Разрушили великое государство, упразднили собственность, напустили на великую страну целое море всякого паскудства для того, чтобы через девять лет после этой «величайшей» социальной революции, во имя коммунизма и от имени советского государства проповедовать малым сим воздержание от деторождения! (Струве, 135, август 1926). (В российской традиции в семьях было по от 5 и более детей. Введя страну в разруху, большевики проповедовали не рожать детей. Поскольку дети – это «лишний» рот. – примеч.)

Ибо в самом деле простыми статистическими справками можно показать, что в «царской России» нищеты было гораздо меньше и народу жилось лучше и шире, чем теперь, когда над Россией – ради и во имя «будущего социализма» - царствуют настоящие коммунисты. (Струве, 136, август 1926)

Социальная революция была лишь аккомпанементом, необходимым для того, чтобы, оглушив разум и совесть масс, сделать их орудием для перемены властвующих групп и лиц. (Струве, 136, август 1926)
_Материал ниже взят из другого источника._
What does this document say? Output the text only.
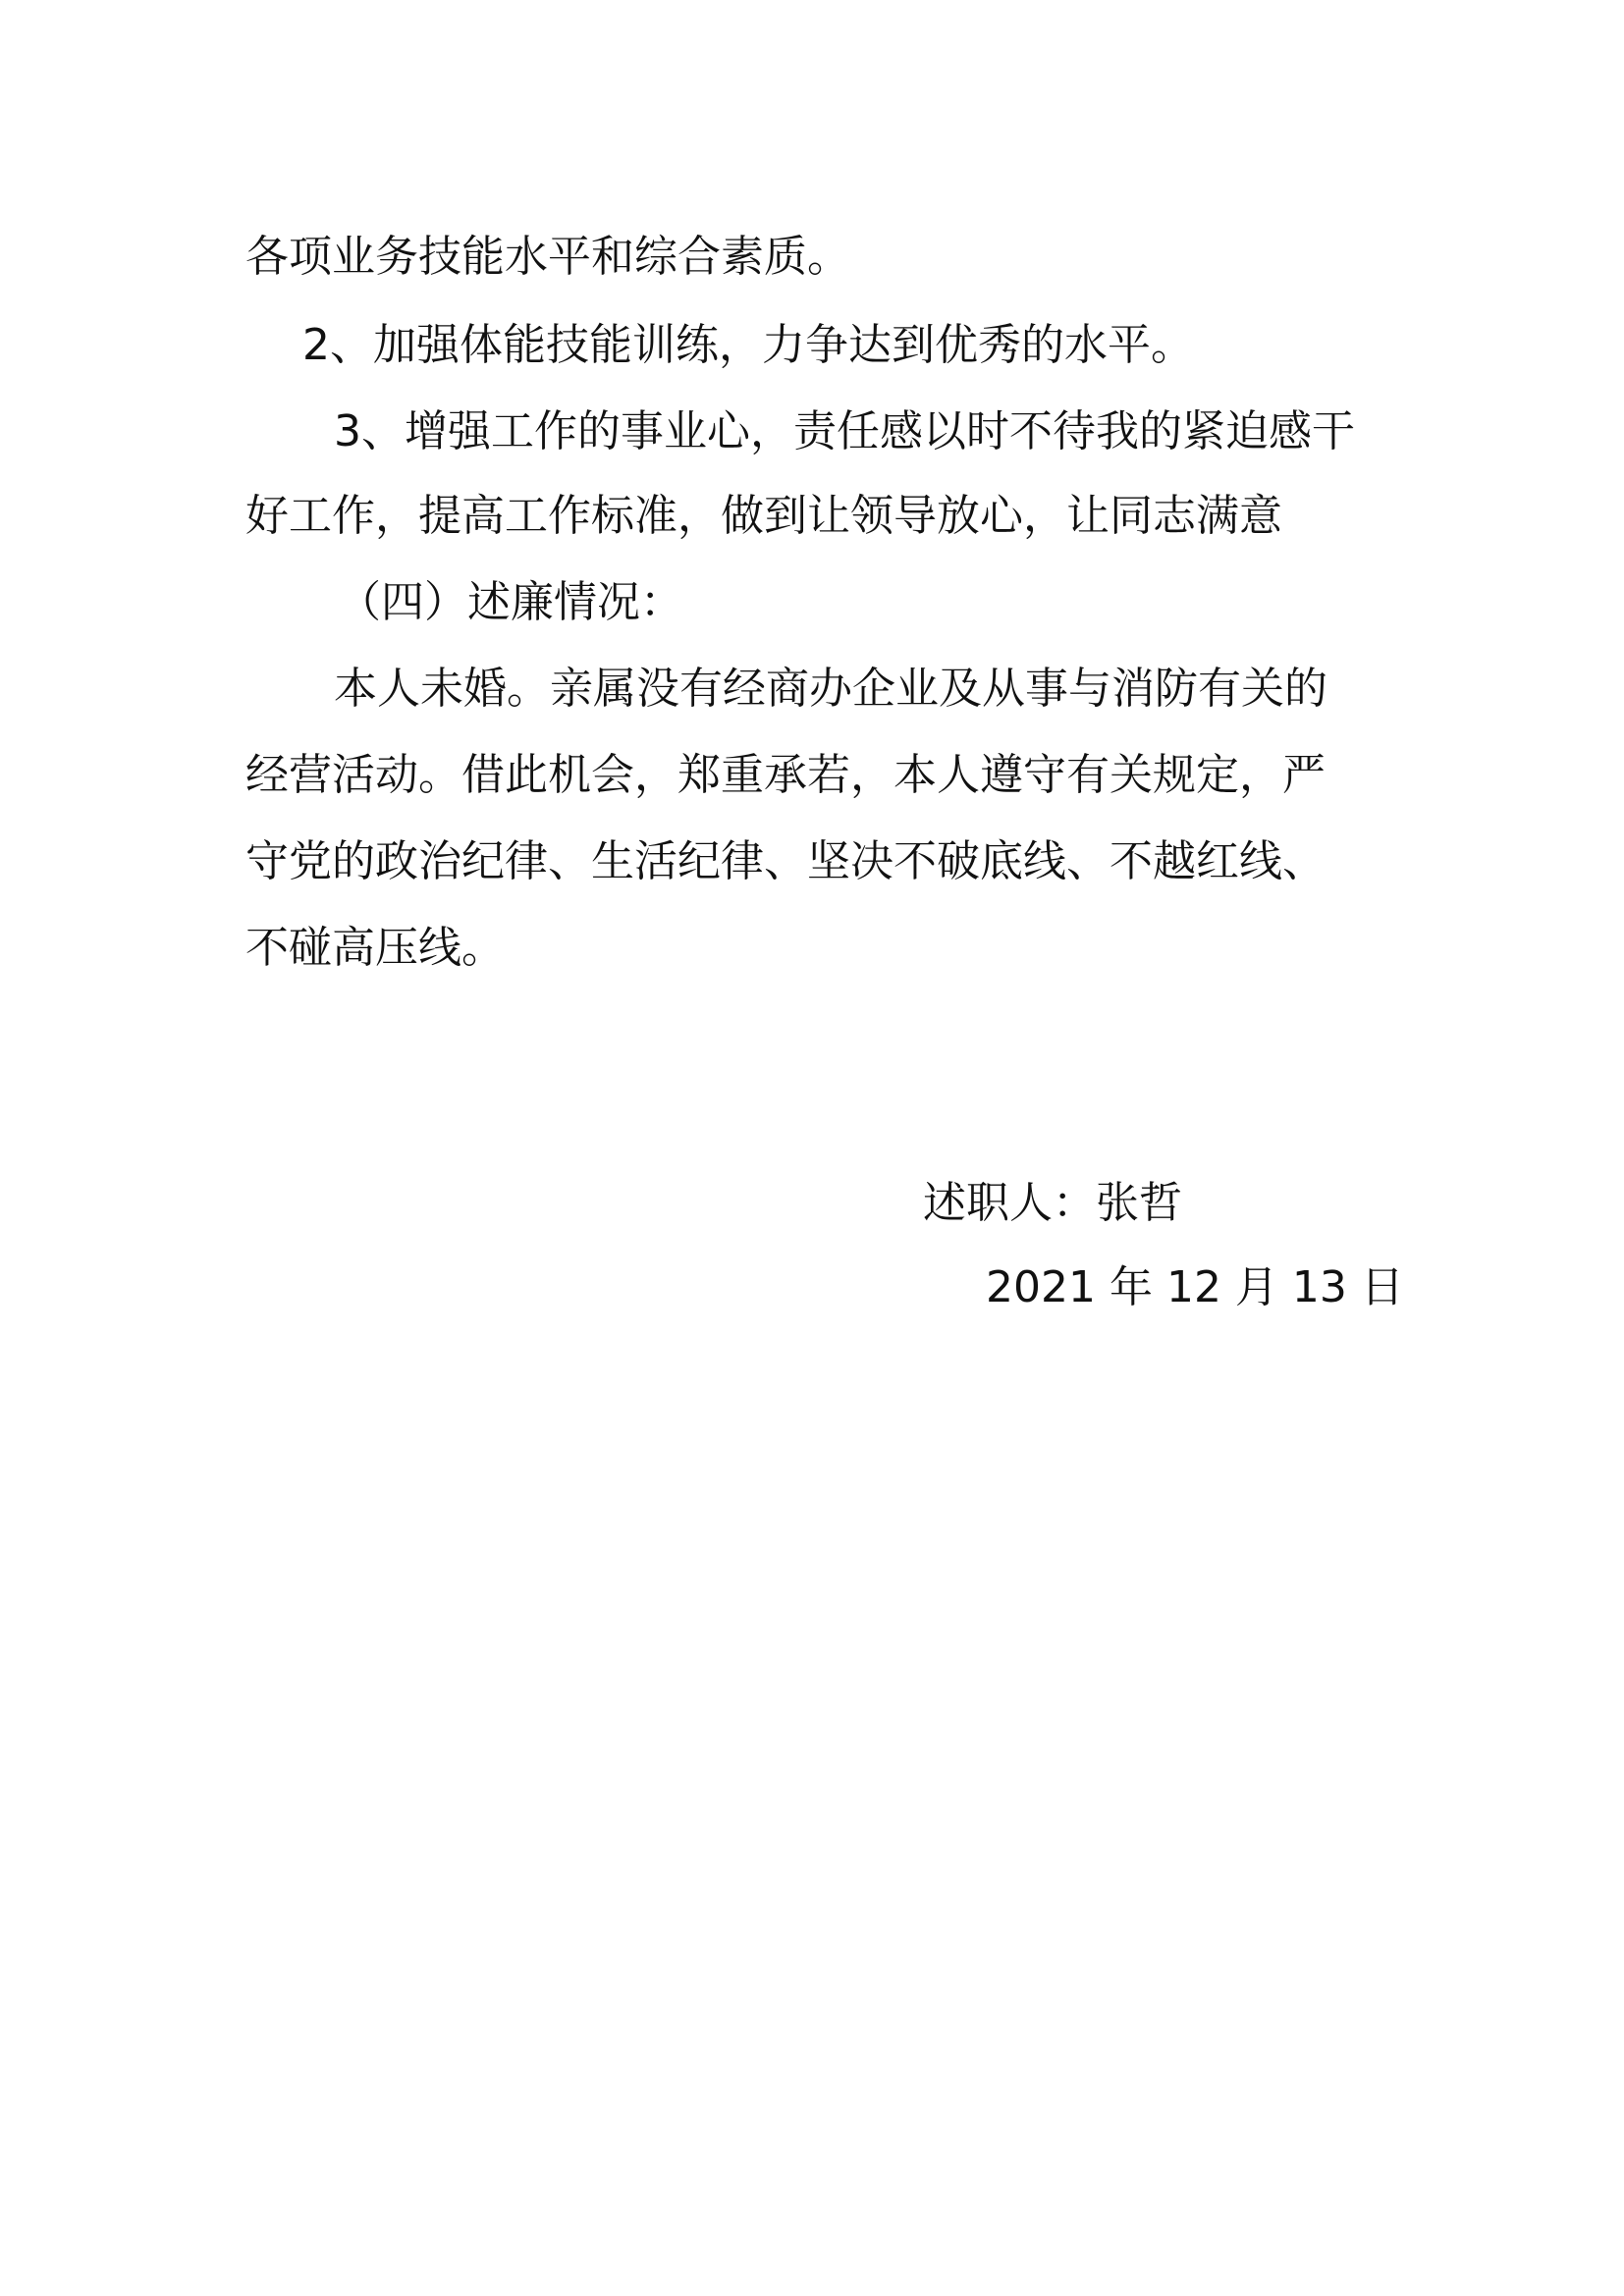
各项业务技能水平和综合素质。
2、加强体能技能训练，力争达到优秀的水平。
3、增强工作的事业心，责任感以时不待我的紧迫感干
好工作，提高工作标准，做到让领导放心，让同志满意
（四）述廉情况：
本人未婚。亲属没有经商办企业及从事与消防有关的
经营活动。借此机会，郑重承若，本人遵守有关规定，严
守党的政治纪律、生活纪律、坚决不破底线、不越红线、
不碰高压线。
述职人：张哲
2021 年 12 月 13 日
И в то же время крестьяне никогда не приняли и никогда не примут коммунизма. Он для них некое внешнее, насильственное, враждебное, отвратительное начало, ими отвергаемое и из своей жизни извергаемое. Коммунистическая» Россия и Россия «крестьянская» как-то существуют рядом, не сливаясь, а, наоборот, все резче и резче расходясь. (Струве, 162, октябрь 1926)

… властвующей над Россией антинациональной силы коммунизма. (Струве, 177, ноябрь 1926)

Прежде всего: классовая борьба в деревне вовсе не вызвана и даже не обострена Столыпинской аграрной реформой. Наоборот, аграрная революция, по духу и вдохновлению эсеровская, политически - партийно проведенная и использованная большевиками – коммунистами, с чрезвычайной силой разожгла в деревне классовую борьбу, дав ей обильную пищу и невиданный ранее простор. (Струве, 187, декабрь 1926)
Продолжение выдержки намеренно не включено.